I would not say it’s their motivation (although some would) but it is definitely a consequence of their method: journalists doing strategy stories get to be more evaluative, more like critics at a performance. They can bring in more knowledge on their own authority, and show how well they understand the game. They are “allowed” more room by their own codes.

These are the seductions of the form, which gets the journalist to identify, not necessarily with the candidate, but with the theatre of strategy itself, where there is an audience of cognoscenti, and the players discuss with that audience the bamboozlement of another, larger audience—the voters—who are outside the theatre, a gullible “them,” not a savvy us.

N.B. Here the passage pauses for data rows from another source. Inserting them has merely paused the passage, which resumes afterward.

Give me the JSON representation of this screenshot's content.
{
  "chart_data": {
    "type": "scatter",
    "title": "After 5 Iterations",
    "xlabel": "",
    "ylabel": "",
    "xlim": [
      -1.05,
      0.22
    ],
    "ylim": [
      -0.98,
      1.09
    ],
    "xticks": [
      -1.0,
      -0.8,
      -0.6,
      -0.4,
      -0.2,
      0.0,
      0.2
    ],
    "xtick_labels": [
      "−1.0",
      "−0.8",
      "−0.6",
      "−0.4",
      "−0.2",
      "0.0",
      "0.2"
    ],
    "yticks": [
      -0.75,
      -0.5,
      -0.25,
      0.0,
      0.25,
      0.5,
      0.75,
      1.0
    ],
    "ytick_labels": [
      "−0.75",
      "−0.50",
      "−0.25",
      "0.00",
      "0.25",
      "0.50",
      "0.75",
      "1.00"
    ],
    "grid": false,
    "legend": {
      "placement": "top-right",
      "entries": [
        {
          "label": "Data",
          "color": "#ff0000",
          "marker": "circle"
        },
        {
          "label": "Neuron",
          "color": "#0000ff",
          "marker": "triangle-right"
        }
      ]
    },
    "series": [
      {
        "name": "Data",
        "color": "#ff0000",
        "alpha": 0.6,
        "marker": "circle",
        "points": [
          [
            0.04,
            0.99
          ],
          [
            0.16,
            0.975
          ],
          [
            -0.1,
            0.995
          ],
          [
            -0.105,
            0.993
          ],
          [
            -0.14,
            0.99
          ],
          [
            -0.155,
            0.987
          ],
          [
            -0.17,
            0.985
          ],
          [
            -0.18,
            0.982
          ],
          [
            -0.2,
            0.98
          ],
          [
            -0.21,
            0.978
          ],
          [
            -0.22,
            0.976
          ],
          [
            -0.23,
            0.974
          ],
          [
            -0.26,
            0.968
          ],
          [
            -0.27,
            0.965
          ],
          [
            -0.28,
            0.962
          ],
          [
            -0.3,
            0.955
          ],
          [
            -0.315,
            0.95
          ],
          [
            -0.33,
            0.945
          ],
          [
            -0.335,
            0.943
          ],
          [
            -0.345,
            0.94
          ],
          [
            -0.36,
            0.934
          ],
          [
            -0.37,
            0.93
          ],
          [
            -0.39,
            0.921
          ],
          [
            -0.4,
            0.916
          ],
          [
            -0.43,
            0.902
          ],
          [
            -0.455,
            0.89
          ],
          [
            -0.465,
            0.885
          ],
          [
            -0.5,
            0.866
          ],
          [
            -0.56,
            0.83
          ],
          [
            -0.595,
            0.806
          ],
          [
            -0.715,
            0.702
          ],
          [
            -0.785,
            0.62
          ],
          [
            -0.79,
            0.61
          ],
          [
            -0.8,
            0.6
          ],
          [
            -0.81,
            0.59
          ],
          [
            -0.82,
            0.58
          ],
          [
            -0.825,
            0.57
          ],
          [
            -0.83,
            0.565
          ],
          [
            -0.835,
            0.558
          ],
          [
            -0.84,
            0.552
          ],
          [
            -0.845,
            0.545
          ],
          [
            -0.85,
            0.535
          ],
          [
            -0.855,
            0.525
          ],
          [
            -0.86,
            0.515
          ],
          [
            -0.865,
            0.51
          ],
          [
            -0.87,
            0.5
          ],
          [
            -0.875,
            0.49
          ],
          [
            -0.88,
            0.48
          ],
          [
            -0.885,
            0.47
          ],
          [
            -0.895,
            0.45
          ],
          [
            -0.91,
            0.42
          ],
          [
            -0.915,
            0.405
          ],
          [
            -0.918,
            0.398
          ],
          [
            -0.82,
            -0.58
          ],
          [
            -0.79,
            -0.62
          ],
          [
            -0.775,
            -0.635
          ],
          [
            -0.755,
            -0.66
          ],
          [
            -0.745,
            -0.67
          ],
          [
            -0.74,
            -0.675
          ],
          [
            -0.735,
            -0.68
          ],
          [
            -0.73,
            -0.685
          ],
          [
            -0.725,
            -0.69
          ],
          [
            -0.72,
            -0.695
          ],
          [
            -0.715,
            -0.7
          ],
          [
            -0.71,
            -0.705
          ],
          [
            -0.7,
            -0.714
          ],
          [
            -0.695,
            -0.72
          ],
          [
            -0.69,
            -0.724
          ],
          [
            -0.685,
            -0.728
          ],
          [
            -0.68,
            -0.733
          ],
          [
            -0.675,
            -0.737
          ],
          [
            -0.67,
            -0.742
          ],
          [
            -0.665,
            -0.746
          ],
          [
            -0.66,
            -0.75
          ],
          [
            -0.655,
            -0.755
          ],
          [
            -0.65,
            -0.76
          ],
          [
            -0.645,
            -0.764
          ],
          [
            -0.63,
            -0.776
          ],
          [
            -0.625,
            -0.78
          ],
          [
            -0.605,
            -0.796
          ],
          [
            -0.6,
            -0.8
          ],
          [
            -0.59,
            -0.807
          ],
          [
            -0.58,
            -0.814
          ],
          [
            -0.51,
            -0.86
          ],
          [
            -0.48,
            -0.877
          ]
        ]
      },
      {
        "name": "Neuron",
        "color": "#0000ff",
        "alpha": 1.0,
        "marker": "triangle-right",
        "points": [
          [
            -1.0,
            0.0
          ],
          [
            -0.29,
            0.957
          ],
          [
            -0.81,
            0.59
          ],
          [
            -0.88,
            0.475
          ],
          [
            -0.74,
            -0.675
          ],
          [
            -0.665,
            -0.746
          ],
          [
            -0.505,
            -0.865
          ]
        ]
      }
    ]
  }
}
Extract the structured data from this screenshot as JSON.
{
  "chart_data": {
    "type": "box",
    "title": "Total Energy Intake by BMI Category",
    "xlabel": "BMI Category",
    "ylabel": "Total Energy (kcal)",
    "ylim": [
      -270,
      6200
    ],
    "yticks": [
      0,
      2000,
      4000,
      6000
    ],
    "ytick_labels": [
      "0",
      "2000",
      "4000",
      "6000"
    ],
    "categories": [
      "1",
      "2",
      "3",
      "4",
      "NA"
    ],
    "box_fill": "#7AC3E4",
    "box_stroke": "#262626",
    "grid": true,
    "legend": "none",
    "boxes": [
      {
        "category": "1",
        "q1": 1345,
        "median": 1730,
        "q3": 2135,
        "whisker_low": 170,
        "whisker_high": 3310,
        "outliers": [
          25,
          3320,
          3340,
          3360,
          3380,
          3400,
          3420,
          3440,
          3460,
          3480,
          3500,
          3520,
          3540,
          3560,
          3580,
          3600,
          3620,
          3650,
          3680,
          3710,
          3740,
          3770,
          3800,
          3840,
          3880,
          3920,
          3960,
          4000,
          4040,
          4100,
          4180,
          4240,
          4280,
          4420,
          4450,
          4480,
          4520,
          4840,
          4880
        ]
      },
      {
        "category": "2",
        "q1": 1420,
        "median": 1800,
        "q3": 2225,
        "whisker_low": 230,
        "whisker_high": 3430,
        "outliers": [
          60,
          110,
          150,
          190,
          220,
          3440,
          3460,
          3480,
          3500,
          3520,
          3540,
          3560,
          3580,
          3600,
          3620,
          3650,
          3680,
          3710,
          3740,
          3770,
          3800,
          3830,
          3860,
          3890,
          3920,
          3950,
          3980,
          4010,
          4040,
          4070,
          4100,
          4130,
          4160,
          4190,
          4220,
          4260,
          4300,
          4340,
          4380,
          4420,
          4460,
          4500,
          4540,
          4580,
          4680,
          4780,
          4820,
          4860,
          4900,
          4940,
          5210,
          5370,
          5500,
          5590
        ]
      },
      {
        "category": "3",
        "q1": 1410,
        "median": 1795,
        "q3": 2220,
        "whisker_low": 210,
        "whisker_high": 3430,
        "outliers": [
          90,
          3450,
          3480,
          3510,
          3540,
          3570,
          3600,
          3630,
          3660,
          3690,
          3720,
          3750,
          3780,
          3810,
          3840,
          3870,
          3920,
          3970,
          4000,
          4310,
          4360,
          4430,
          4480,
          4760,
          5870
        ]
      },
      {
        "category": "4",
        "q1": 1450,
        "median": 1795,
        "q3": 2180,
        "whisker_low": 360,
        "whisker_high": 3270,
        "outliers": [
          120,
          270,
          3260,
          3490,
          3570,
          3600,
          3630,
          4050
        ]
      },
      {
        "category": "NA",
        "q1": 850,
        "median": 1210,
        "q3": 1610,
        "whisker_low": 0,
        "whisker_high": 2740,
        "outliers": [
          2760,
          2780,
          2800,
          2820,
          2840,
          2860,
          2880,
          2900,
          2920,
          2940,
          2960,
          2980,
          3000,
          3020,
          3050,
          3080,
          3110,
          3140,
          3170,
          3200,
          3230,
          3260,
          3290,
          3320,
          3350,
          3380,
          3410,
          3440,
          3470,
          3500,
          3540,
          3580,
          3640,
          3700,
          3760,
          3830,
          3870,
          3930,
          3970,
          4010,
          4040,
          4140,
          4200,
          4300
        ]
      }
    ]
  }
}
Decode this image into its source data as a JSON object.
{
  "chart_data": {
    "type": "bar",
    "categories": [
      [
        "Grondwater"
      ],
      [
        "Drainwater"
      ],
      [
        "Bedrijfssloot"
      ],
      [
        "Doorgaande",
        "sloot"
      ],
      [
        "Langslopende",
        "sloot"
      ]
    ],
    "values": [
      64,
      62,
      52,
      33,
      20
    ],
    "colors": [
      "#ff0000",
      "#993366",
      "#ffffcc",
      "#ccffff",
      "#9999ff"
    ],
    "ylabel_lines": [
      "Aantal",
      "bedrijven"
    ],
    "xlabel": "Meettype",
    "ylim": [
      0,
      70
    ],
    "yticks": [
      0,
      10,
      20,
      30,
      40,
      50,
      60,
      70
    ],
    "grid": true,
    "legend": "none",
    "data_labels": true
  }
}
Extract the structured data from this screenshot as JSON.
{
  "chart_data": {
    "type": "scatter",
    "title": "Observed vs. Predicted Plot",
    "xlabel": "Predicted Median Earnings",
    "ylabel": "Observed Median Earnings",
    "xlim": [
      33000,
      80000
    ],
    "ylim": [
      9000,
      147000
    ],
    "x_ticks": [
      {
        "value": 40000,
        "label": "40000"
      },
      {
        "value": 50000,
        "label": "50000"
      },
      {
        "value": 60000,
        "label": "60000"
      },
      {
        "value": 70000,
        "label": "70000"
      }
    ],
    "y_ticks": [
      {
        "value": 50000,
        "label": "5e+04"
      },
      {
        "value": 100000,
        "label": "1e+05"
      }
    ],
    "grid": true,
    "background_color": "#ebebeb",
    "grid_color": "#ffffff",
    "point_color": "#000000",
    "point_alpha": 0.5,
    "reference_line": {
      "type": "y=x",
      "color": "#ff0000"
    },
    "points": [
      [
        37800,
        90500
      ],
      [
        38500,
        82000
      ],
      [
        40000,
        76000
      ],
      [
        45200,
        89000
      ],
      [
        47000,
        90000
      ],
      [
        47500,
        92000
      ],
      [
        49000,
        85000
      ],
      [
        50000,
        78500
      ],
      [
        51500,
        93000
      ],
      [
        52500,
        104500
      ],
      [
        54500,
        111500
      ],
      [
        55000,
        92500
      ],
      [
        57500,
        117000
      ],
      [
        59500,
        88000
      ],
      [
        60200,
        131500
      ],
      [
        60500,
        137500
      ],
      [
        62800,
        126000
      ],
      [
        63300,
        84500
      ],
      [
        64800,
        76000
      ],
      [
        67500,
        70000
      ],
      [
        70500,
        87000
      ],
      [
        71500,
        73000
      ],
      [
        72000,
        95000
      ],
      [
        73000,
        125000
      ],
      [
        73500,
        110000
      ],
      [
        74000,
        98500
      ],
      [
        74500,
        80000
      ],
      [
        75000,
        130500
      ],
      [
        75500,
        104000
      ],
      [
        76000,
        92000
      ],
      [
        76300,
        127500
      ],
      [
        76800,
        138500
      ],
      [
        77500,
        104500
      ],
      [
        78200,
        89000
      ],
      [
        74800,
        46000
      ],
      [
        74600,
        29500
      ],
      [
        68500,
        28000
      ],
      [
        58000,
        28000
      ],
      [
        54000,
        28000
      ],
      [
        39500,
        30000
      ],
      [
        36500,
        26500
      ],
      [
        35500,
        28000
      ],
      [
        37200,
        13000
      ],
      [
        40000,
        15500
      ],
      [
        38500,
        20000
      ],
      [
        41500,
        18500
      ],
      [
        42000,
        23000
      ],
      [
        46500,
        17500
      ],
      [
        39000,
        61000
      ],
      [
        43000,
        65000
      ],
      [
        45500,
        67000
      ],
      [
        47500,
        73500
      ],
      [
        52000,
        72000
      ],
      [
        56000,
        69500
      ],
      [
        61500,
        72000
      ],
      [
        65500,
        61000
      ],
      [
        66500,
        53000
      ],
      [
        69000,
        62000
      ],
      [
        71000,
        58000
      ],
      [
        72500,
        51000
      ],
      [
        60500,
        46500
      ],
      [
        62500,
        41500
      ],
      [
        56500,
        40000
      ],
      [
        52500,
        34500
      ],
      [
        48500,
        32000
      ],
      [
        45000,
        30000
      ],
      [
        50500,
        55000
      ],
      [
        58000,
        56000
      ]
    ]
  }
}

“[Kerry] peels like an onion,” said an associate of Mr. Bush. “People aren’t like, `I really believe in this guy and I’m not willing to accept that information.’ They accept it very easily.”

A strategy story, by its angle of vision, invites you into that split-level world, where experts at manipulating it talk about the electorate. And so by the conventions of the genre you are to drop your membership in the public to see how the pros go to work on the public.

Read it. That’s what Jim Rutenberg’s article this morning wants me to do. But why would I want to do that?



On another matter involving Rutenberg’s front-page, lead story Saturday, these quotes…

“The goal is right now,” said a Bush adviser, “while he’s weak, while they’re financially struggling, to strip him of all the good that somehow in my opinion erroneously got attached to him.”

“He peels like an onion,” said an associate of Mr. Bush. “People aren’t like, `I really believe in this guy and I’m not willing to accept that information.’ They accept it very easily.”

…are clear violations of the New York Times new policy on confidential sources, which went into effect March 1. It reads, in part:

The use of unidentified sources is reserved for situations in which the newspaper could not otherwise print information it considers reliable and newsworthy. When we use such sources, we accept an obligation not only to convince a reader of their reliability but also to convey what we can learn of their motivation as much as we can supply to let a reader know whether the sources have a clear point of view on the issue under discussion.

In routine interviewing - that is, most of the interviewing we do - anonymity must not be automatic or an assumed condition. In that kind of reporting, anonymity should not be offered to a source. Exceptions will occur in the reporting of highly sensitive stories, when it is we who have sought out a source who may face legal jeopardy or loss of livelihood for speaking with us.

There are other exceptions, too. But none of them applies to Bush advisors taking swipes—anonymously—at John Kerry.

Jeff Jarvis comments on this post. Strategy news, he says, “comes out of the press’s desire to seem inside and ahead even if it’s not substance they’re reporting.”

Reading A1, a nifty weblog about the front page of the Times, comments on this post: Strategy and Policy.

Campaign Desk, the Columbia Journalism Review’s weblog, comments on the same Jim Rutenberg article and its violations of the New York Times policy on anonymous sourcing.